In addition to our in vitro work, we have extensively characterized the in vivo activity of cytochalasin B against solid tumors and disseminated cancers of murine origin [17-19]. Not only does cytochalasin B significantly improve the lifespan of mice challenged with lung carcinoma, melanoma, or leukemia, but long-term survival is frequently observed [17-19]. Interestingly, cytochalasin B appears to have notable efficacy against highly metastatic cell lines, having higher in vitro cytotoxicity against cell lines selected for metastatic propensity than for the original parental cancer cell line. In addition, cytochalasin B substantially reduces the extent of metastases found in challenged mice [17-19]. These observations are in accordance to the mechanisms of cytochalasin congeners, as functioning microfilaments are essential for neoplastic cell motility, invasion, and metastasis [20-24].

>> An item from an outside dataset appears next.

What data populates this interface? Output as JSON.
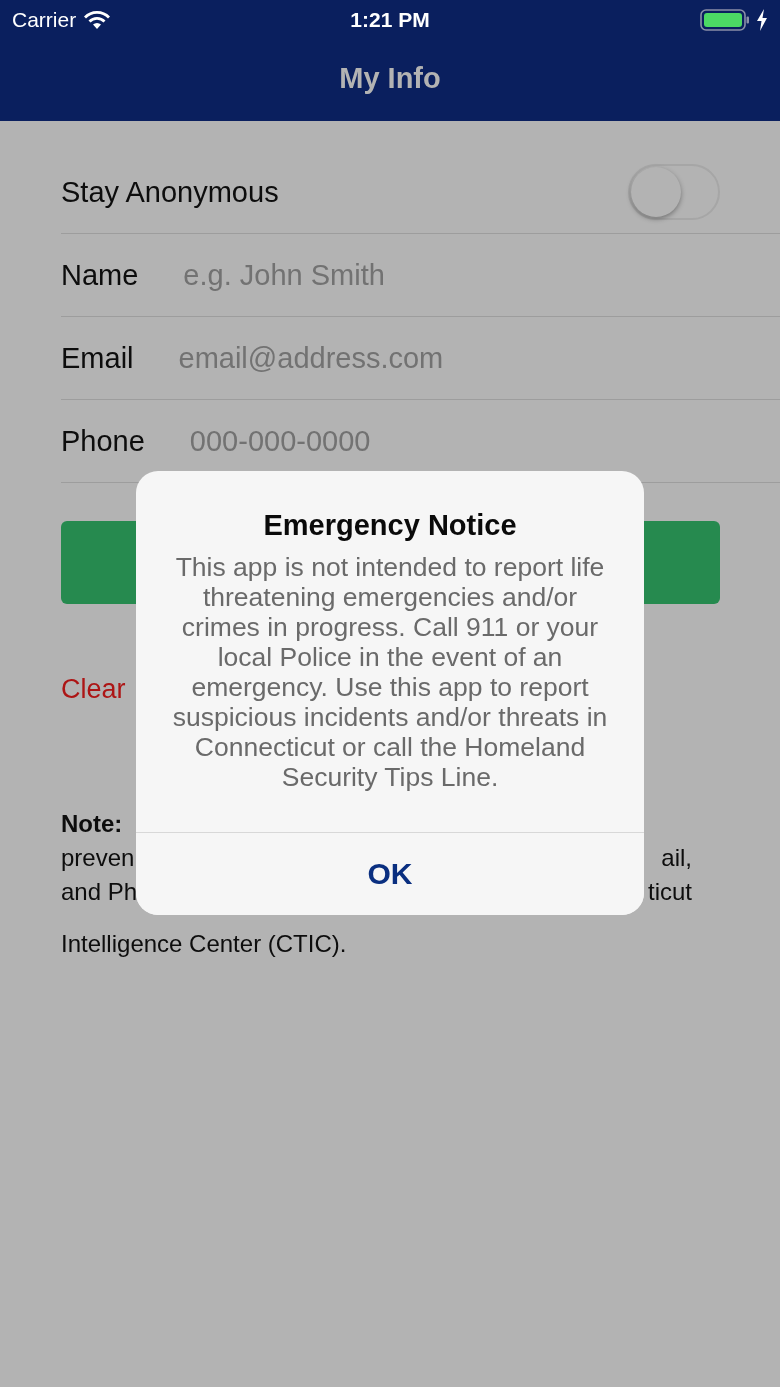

Due to the potential clinical importance that cytochalasin B and other microfilament-directed agents may have and the large quantities of these highly expensive agents needed for preclinical and clinical study, we are disclosing our method of producing gram quantities of cytochalasin B from Drechslera dematioidea so that interested laboratories can reproduce and extend our findings. This purification process also produces a smaller amount of cytochalasin A, which demonstrates marked antineoplastic activity against drug sensitive and resistant SK human ovarian carcinoma cell lines in vitro (manuscript under review). In addition, we provide data relevant for characterizing the tissue distribution of cytochalasin B administered as an intravenous (i.v.) bolus dose. We also examine the routes of administration and the maximum tolerated doses (MTDs) of cytochalasin B in multiple murine models. This analysis includes cytochalasin B that has been liposome encapsulated, as we have previously shown that this formulation reduces cytochalasin B-associated immunosuppression while retaining marked antitumor activity [19]. We then extend our previous in vivo findings by examining the effects of a well-tolerated i.v. treatment protocol of cytochalasin B in comparison with intraperitoneally (i.p.) administered doxorubicin against M109 murine lung carcinoma growing as an intradermal (i.d.) nodule in Balb/c mice. In addition, we investigate the ability of subcutaneous (s.c.) cytochalasin B to potentiate long-term survival (at least 53 days) in mice challenged with the following murine neoplastic cell lines: M109 lung carcinoma, Lewis lung carcinoma, LA4 lung adenocarcinoma, B16F10 melanoma, and M5076 sarcoma. Finally, we characterize a potential mechanism regarding how cytochalasin B reduces the number of metastases found in treated mice by assessing the in vitro effects of the agent on the secretion of N-acetylglucosaminidase (GlcNACase) by B16BL6 and B16F10 melanoma cell lines.

Materials and Methods

Preparation of Agar and Media Used to Subculture D. dematioidea for Inoculation of Large Mattes

Stocks of D. dematioidea (strain: IMI 74812) were acquired commercially (ATCC 24346). Stocks were grown on slants of potato dextrose agar and yeast extract (PDY). PDY was prepared in 250-ml aliquots using 7.5 g potato dextrose agar, 1.25 g yeast extract, and 250 ml deionized, distilled water. The mixture was heated to near boiling on a water bath while being magnetically stirred until all of the solute dissolved. Five milliliters of PDY was added to 15-mm screw top test tubes (8 ml for 18-mm tubes). The tubes were then autoclaved for 30 minutes at a slow cooling rate (liquid cool) before the tubes were slanted so that the media did not reach more than halfway up the tube. The slants were then cooled, placed in an upright position, and inoculated with D. dematioidea.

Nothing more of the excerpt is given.